Obviously, the code below (lines 5 and 6) will not work because I did not use @everywhere when defining q. In my program though, “q” is the result of many functions and other variables, so I’m hoping there is another way to copy q to all workers without needing to use @everywhere in front of every one of q's dependencies.

Any guidance or suggestions would be much appreciated. Thanks!

using Distributed
addprocs(2)

q = reshape(rand(9), 3, 3)
@everywhere nrow = eval(size(q, 1))
@everywhere ncol = eval(size(q, 2))
for i in workers()
    @spawnat i eval(:(a = fill(0, nrow, ncol)))
end

In fact, I believe using @everywhere on all preceding variables will not work in my program because workers are created after some variables have already been defined.

After some random trial and error, this appears to work, but I’m not exactly sure why. :upside_down_face:

using Distributed
addprocs(2)
q = fill(rand(9), 3, 3)

@everywhere nrows = @eval size($q, 1)
@everywhere ncols = @eval size($q, 2)
for i in workers()
    @spawnat i eval(:(a = fill(0, nrows, ncols)))
end

You can avoid the @eval and just interpolate the sizes into @everywhere:

@everywhere nrows = $(size(q, 1))
@everywhere ncols = $(size(q, 2))
2 Likes

The solutions posted do work in the MWE, but for some reason they don’t work in my Julia package. Could it be something to do with function dependencies? Here’s the code that is encountering the problem. This is all inside a function, by the way, and parse_cfg and read_ascii are both functions in my package. FWIW, all of the code is available on GitHub here.

cfg = parse_cfg(path)
calc_flow_potential = cfg["calc_flow_potential"] == "true"
parallelize = cfg["parallelize"] == "true"
n_workers = parse(Int64, cfg["max_parallel"])
sources_raw = float(read_ascii("$(cfg["source_file"])"))

if parallelize
    println("Starting up Omniscape to use $(n_workers) processes in parallel")
    myaddprocs(n_workers)

    @everywhere nrows_remote = $(size(sources_raw, 1))
    @everywhere ncols_remote = $(size(sources_raw, 2))

    for i in workers()
        @spawnat i eval(:(cum_currmap = fill(0.,
                                             nrows_remote,
                                             ncols_remote)))
    end

    if calc_flow_potential
        for i in workers()
            @spawnat i eval(:(fp_cum_currmap = fill(0.,
                                                    nrows_remote,
                                                    ncols_remote)))
        end
    end
end

myaddprocs(n) is simply addprocs(n) then @everywhere Core.eval(Main, :(import Omniscape))

EDIT

I did get everything sorted by using remotefetch() instead, FWIW!

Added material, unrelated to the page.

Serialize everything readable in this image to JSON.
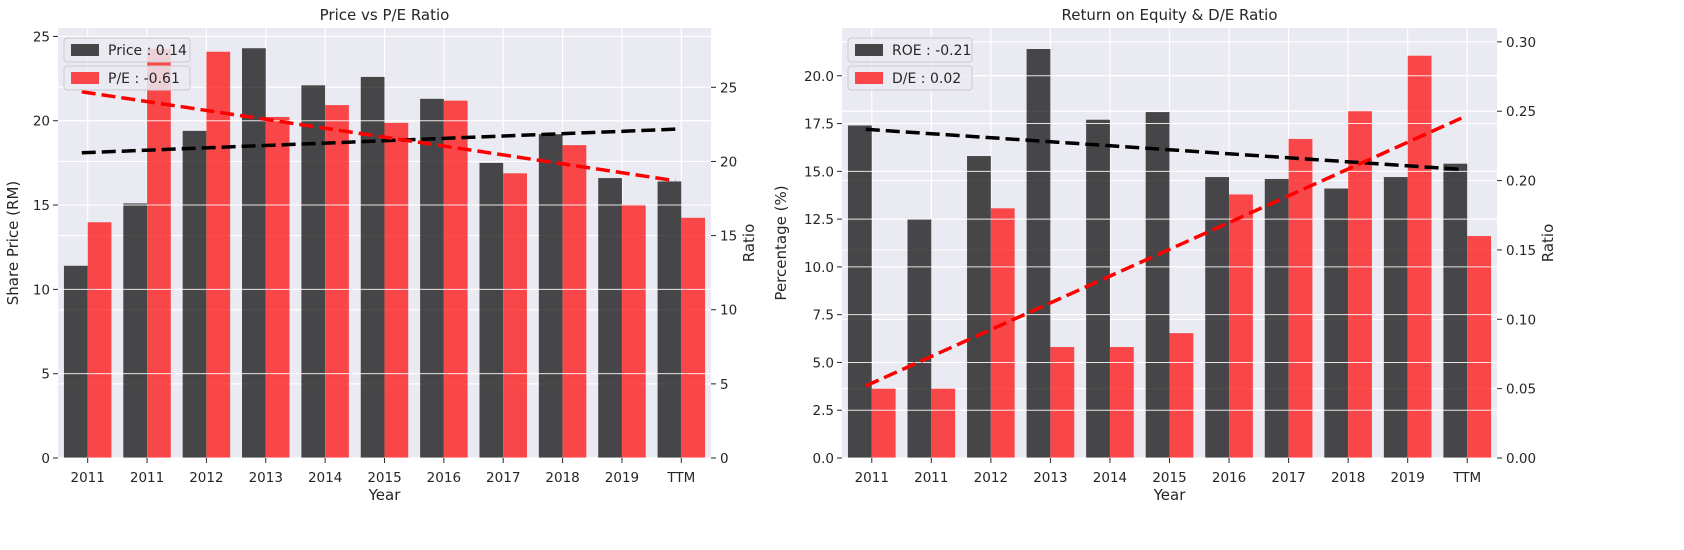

I found a super hacky workaround using pmap to effectively copy the variables to remote workers using the following: (this is clearly not an ideal solution)

function copyvars(i, array)
    global nrows_remote = size(array, 1)
    global ncols_remote = size(array, 2)
end

pmap(x -> copyvars(x, sources_raw), 1:50)

Any reason why this works while the script in the post just above doesn’t? Thanks again for any insight!